A physics-informed reinforcement learning approach for the interfacial area transport in two-phase flow
This work addresses a challenging domain-specific problem in fluid dynamics, offering an incremental improvement by integrating reinforcement learning with physical models for more accurate predictions.
The paper tackled the difficult problem of predicting interfacial structure in two-phase flow systems by proposing a physics-informed reinforcement learning framework (PIRLF), achieving a relative root mean square error (rRMSE) of 6.556% in experiments on vertical upward bubbly air-water flows.

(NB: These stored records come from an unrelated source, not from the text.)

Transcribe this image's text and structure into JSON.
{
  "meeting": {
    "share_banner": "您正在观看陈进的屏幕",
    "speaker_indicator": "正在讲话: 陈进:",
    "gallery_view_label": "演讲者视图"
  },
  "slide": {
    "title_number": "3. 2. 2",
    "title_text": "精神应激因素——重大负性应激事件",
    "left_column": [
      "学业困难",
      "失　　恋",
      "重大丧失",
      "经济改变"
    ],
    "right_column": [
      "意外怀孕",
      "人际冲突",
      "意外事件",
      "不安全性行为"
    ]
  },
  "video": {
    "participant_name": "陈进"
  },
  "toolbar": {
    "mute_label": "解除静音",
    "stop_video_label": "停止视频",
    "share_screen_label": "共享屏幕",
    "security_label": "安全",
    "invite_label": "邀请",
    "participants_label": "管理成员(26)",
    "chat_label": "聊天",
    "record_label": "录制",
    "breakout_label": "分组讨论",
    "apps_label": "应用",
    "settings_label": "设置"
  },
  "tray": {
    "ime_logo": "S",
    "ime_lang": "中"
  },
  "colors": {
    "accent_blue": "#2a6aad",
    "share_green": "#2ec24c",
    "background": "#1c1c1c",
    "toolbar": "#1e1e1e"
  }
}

The prediction of interfacial structure in two-phase flow systems is difficult and challenging. In this paper, a novel physics-informed reinforcement learning-aided framework (PIRLF) for the interfacial area transport is proposed. A Markov Decision Process that describes the bubble transport is established by assuming that the development of two-phase flow is a stochastic process with Markov property. The framework aims to capture the complexity of two-phase flow using the advantage of reinforcement learning (RL) in discovering complex patterns with the help of the physical model (Interfacial Area Transport Equation) as reference. The details of the framework design are described including the design of the environment and the algorithm used in solving the RL problem. The performance of the PIRLF is tested through experiments using the experimental database for vertical upward bubbly air-water flows. The result shows a good performance of PIRLF with rRMSE of 6.556%. The case studies on the PIRLF performance also show that the type of reward function that is related to the physical model can affect the framework performance. Based on the study, the optimal reward function is established. The approaches to extending the capability of PIRLF are discussed, which can be a reference for the further development of this methodology.